I want to inform the Senate of two important meetings on world peace I recently attended.

The first was the Hague Appeal for Peace, an international conference attended by 7,000 persons at The Hague, and addressed by U.N. Secretary-General Kofi Annan. Held on the centenary of the first such conference in 1899, the conference was a jamboree of some 400 seminars, working groups and concerts.

The new Hague Appeal challenges the assumptions of today's skeptics who have given upon the essential U.N. idea that succeeding generations can be saved from the scourge of war. The Hague Appeal launched a citizens' "Agenda for Peace and Justice in the 21st Century," in which citizen advocates, progressive governments, and official agencies work together for common goals to build a culture of peace.

The second meeting was a preparatory meeting for the 2000 Review of the Non-Proliferation Treaty, held at the United Nations, New York. This meeting exposed, once again, the deadlock persisting between the Nuclear Weapons States, which refuse to give up their nuclear weapons, and the leading Non-Nuclear Weapons States, which want the nuclear powers to honour the commitments they have made.

When the Non-Proliferation Treaty was indefinitely extended in 1995, the Nuclear Weapons States - the U.S., Russia, the U.K., France, and China - pledged to make "systematic progress in eliminating their nuclear arsenals. Since then, NATO, containing the three Western nuclear powers, has reaffirmed that nuclear weapons are "essential." Seeing that the major nuclear powers are not sincere in their commitments to elimination, India and Pakistan have joined the nuclear club.

The whole non-proliferation regime today is in crisis. New arms races are under way.

Both of these meetings - at The Hague and at the U.N. - were overshadowed by the Kosovo war. The war has had inestimable consequences in setting back the efforts for peace and security in the world and brought nuclear disarmament efforts to a standstill. Only a decade after the end of the Cold War, the hopes for a cooperative global security system have been dashed.
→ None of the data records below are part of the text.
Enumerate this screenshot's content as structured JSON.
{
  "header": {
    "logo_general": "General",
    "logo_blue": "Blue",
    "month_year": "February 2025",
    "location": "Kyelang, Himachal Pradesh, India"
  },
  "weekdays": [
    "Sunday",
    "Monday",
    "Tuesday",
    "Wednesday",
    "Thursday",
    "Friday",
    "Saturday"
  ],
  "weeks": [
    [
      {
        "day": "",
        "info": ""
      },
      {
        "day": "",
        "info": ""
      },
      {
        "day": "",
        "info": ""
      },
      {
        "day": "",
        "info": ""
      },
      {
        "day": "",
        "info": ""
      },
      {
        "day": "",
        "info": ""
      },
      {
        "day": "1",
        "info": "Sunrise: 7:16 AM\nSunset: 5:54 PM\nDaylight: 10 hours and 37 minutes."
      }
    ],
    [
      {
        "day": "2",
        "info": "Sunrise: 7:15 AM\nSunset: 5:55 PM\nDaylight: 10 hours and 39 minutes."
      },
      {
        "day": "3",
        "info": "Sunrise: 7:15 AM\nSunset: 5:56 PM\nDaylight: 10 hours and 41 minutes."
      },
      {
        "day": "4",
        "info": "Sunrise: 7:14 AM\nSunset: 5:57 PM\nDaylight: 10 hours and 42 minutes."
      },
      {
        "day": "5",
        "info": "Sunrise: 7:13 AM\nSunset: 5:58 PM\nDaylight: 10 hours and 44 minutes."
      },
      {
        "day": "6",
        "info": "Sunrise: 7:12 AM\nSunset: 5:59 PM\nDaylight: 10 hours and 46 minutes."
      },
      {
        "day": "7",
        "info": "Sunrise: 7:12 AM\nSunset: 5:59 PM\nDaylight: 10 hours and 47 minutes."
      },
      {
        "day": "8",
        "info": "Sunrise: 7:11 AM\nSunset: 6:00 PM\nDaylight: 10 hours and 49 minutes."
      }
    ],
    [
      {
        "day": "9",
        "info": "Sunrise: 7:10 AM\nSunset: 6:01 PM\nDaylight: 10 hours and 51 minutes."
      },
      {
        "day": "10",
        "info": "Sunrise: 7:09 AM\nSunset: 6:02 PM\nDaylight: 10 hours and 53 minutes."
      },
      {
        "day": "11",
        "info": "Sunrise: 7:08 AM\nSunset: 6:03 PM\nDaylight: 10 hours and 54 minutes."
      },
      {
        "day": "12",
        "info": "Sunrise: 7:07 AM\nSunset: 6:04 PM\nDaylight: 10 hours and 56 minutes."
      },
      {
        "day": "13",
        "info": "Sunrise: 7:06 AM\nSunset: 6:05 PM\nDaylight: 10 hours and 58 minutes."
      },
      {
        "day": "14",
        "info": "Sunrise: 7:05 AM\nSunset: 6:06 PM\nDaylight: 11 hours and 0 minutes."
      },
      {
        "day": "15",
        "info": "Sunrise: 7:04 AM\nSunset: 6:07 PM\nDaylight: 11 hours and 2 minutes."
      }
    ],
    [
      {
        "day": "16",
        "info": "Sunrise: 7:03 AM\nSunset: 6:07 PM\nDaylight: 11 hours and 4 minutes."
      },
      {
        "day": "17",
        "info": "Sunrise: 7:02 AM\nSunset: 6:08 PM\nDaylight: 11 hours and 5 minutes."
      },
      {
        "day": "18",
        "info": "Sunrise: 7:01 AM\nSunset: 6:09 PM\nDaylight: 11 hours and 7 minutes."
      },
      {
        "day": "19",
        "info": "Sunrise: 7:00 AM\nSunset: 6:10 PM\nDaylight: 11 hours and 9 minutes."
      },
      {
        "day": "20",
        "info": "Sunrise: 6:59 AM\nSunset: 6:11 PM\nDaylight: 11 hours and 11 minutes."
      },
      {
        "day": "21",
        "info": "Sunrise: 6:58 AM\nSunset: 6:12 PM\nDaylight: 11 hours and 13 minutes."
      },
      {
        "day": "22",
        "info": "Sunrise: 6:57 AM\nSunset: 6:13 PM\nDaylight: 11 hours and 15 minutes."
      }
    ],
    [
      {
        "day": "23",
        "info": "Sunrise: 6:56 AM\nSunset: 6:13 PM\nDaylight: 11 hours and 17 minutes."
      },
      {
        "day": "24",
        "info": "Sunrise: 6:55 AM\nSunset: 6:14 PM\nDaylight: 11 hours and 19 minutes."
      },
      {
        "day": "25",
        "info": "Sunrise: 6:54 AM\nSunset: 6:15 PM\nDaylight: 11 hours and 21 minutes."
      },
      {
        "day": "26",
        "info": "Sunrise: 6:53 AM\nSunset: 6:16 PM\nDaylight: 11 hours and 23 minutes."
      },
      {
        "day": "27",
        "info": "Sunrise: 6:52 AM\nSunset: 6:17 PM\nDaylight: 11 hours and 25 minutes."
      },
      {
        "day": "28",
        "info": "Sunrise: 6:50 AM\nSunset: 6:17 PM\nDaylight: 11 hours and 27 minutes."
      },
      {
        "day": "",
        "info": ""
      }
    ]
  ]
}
The trust, engendered by the early post-Cold War years, is shattered.

We should take seriously what Secretary-General Annan said in The Hague: "The ultimate crime is not to give away some real or imaginary national interest. The ultimate crime is to miss the chance for peace, and so condemn your people to the unutterable misery of war."

This is a lesson Canada should take to heart in using our place on the U.N. Security council to ensure that the Security Council is restored to its preeminent position as the sole source of legitimacy on the use of force.

Canada must strengthen the United Nations to bring about both nuclear disarmament and a new global security architecture for the 21st century.